I have to accept that I did raise the temperature a bit on amendment 381, because when it was first presented to the Committee, I expressed myself in respect of it in very strong terms indeed. I did so not because I was making some statement that I refused to contemplate the day of exit as being 29 March 2019 at 11 pm, but
because I considered that to introduce that date into the Bill as a tablet of stone made absolutely no sense at all for the very reason that I sought to highlight in my intervention on my right hon. Friend the Member for West Dorset (Sir Oliver Letwin). In actual fact, that amendment would make it harder to move the date forward if we had wish to do so at the conclusion of the negotiations, because that would require a statute. I know that statutes can be implemented quite quickly in this House, but that process would nevertheless take significantly longer than the alternative. I could not see why we were losing the sensible flexibility provided by the way in which the Bill was originally drafted.

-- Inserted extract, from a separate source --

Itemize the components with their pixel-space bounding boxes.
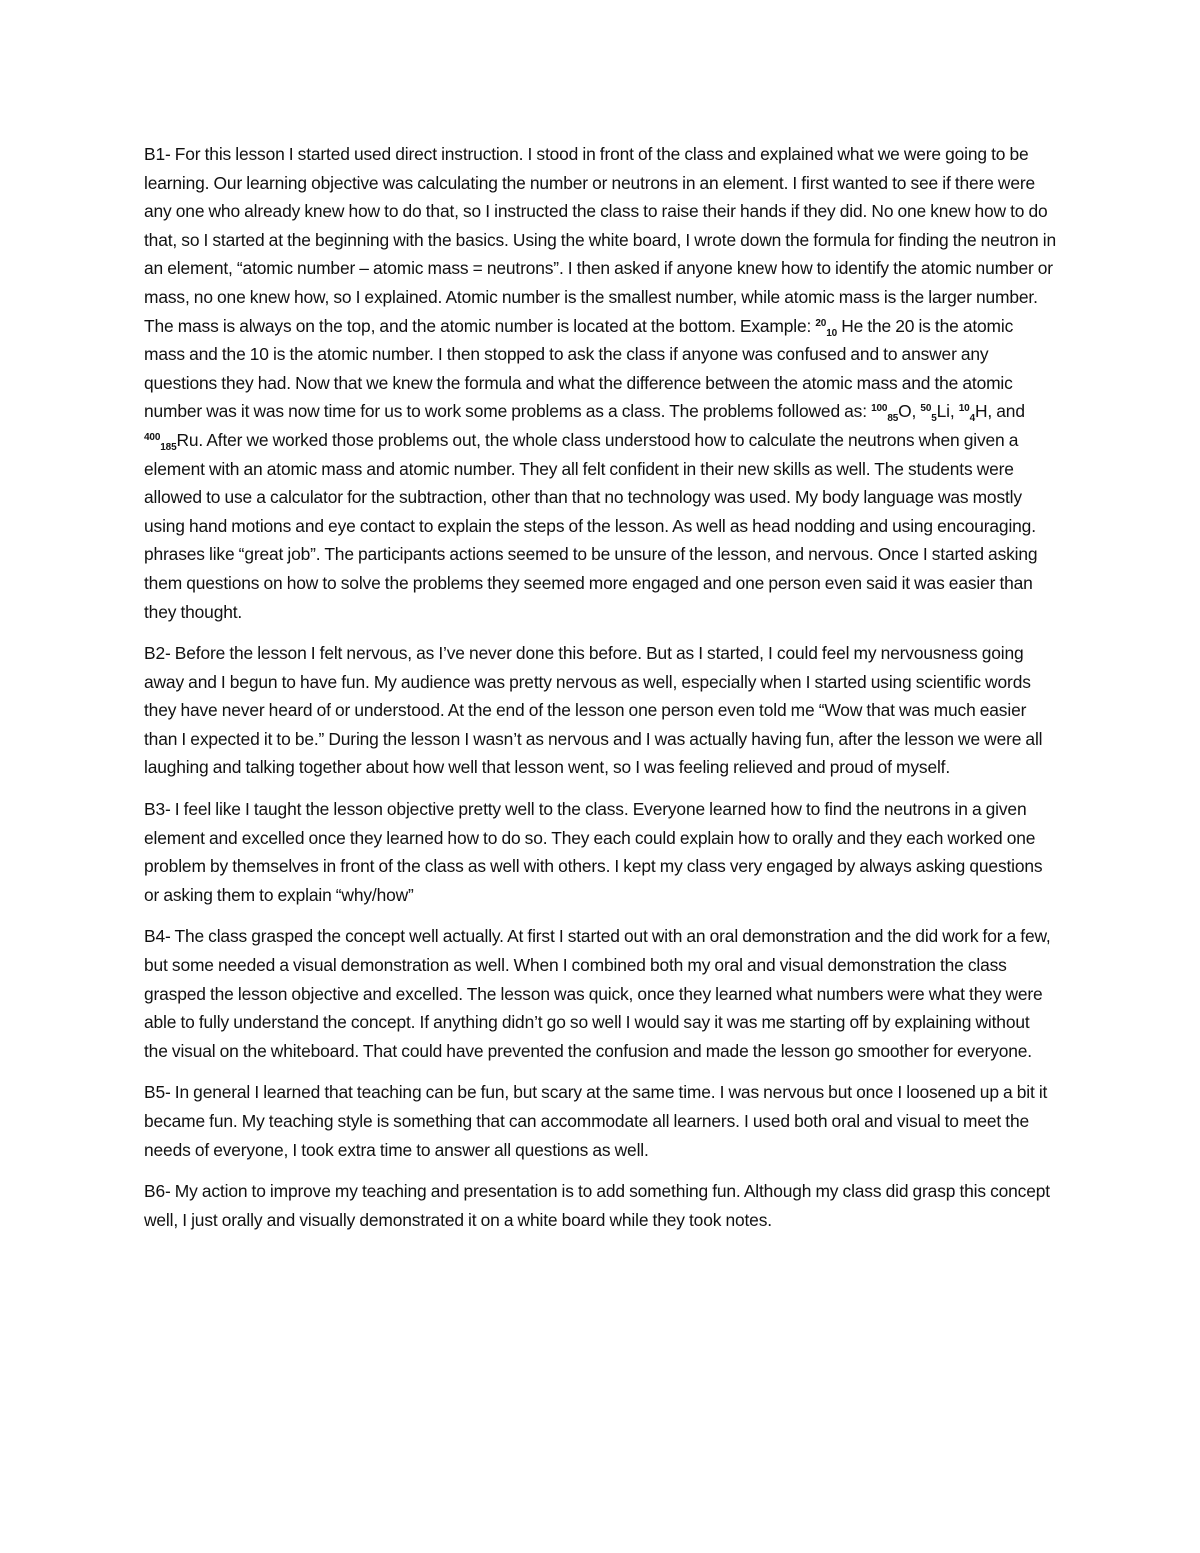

Underlying all this, there appears to be a sort of neurosis abroad that the magical date might somehow not be reached or, if it were to be reached, might be moved back. I am afraid that I cannot fully understand that neurosis of my right hon. and hon. Friends, but it is there nevertheless. It may give them some comfort to have in the Bill this statement of the obvious. However, it is worth bearing in mind that we are leaving on 29 March 2019 as a result of the article 50 process, unless the time is extended under that process, and we are doing so as a matter of international law even if the European Communities Act 1972 were to survive for some mistaken reason, which would cause legal chaos and put us in a very bad place.
In order to try to reassure my right hon. and hon. Friends and to give out the message that this is a process Bill, I am prepared to go along with things now that my right hon. Friend the Member for West Dorset and my hon. and learned Friend the Member for Torridge and West Devon (Mr Cox) have so sensibly and creatively come up with a solution that appears to provide what my hon. Friends want and, at the same time, removes what I consider, perhaps in my lawyerly way, to be an undesirable incoherence in the legislation.